Command-line manipulation of sequence files

Adrian Baez-Ortega
22 September 2018

Here I present some command-line approaches, hoarded over the years, for manipulating and converting between different popular sequence data files formats, namely BAM/SAM, FASTQ and FASTA. While they are by no means the only methods available for these tasks, they are perhaps the most simple.

1. Converting BAM to SAM

BAM is just a binary compressed version of the SAM format, and the easier way to convert between them is via samtools view command from the SAMtools software suite. The -h option allows including the BAM file header in the output SAM, which is often necessary.

samtools view -h INPUT.bam > OUTPUT.sam

2. Converting SAM to BAM

Here, the -bS options indicate that the input is SAM and the output is BAM.

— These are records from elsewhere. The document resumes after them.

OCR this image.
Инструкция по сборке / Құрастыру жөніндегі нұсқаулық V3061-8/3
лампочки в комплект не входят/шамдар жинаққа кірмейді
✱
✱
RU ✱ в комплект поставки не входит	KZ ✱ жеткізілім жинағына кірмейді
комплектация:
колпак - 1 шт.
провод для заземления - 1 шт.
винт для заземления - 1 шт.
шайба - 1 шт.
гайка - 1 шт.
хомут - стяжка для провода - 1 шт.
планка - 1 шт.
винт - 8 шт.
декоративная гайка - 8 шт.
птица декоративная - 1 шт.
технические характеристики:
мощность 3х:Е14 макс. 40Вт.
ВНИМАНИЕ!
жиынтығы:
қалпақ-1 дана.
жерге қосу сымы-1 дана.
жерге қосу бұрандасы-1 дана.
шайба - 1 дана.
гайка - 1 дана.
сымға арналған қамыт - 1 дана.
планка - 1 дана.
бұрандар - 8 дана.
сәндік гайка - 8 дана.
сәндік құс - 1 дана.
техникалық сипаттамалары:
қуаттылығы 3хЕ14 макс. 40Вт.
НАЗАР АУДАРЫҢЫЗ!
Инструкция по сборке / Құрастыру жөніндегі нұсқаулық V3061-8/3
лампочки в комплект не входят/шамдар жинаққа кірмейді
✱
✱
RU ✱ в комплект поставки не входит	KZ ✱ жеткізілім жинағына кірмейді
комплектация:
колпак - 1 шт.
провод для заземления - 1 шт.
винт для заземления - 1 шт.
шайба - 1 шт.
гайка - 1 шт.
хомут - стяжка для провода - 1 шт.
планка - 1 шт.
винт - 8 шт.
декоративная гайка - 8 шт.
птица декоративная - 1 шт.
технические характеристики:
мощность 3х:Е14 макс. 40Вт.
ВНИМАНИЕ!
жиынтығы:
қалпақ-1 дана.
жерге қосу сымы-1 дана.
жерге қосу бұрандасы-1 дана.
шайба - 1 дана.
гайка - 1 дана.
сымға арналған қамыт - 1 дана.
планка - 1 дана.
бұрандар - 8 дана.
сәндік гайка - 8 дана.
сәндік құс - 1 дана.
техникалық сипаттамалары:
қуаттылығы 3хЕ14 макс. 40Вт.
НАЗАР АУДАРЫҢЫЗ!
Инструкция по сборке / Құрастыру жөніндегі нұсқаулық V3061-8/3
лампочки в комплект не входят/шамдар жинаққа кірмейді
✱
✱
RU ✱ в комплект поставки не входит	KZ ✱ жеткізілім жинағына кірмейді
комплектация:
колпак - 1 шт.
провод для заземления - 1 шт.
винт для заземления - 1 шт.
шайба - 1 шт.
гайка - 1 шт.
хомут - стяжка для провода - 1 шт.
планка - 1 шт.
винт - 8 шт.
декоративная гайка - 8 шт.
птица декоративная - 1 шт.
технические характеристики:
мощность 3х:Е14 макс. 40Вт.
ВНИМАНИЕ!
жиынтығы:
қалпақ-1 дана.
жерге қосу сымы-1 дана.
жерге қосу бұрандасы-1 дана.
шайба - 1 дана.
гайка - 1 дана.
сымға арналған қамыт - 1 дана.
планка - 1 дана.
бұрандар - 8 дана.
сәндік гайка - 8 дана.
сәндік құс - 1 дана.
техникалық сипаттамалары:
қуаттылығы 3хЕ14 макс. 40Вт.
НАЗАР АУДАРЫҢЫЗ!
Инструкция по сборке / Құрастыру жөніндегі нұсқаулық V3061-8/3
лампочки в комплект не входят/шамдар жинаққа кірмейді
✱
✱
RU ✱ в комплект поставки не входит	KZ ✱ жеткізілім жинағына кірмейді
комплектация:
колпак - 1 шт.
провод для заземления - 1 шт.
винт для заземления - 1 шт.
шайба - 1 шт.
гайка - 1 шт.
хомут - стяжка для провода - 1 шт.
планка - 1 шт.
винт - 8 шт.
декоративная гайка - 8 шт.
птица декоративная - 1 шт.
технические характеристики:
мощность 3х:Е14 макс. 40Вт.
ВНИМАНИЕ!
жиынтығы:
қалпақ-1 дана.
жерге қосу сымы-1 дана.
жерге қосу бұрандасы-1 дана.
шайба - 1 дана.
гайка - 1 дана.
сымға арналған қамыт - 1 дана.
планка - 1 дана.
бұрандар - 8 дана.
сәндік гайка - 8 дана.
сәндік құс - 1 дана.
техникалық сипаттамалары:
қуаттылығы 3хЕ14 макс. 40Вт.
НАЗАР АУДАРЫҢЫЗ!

samtools view -bS INPUT.sam > OUTPUT.bam

3. Converting SAM/BAM to FASTQ

Converting from SAM to FASTQ (both of which are text-based formats) may be as simple as selecting specific columns of the SAM file and arranging them into lines of the FASTQ file. The initial grep command discards the SAM file header, which cannot go into the FASTQ file.

grep -v ^@ INPUT.sam | awk '{print "@"$1"\n"$10"\n+\n"$11}' > OUTPUT.fastq

Obviously, the SAM file itself can be produced from a BAM file using samtools view as shown above. There is, however, a problem with this grep|awk approach: each record in a SAM/BAM file represent a read alignment to a reference sequence, and it is possible for a given sequence read to have more than one alignment. In contrast, each record in a FASTQ should represent a unique read, which implies that we should only consider one alignment (the primary alignment) for each read in the SAM/BAM file.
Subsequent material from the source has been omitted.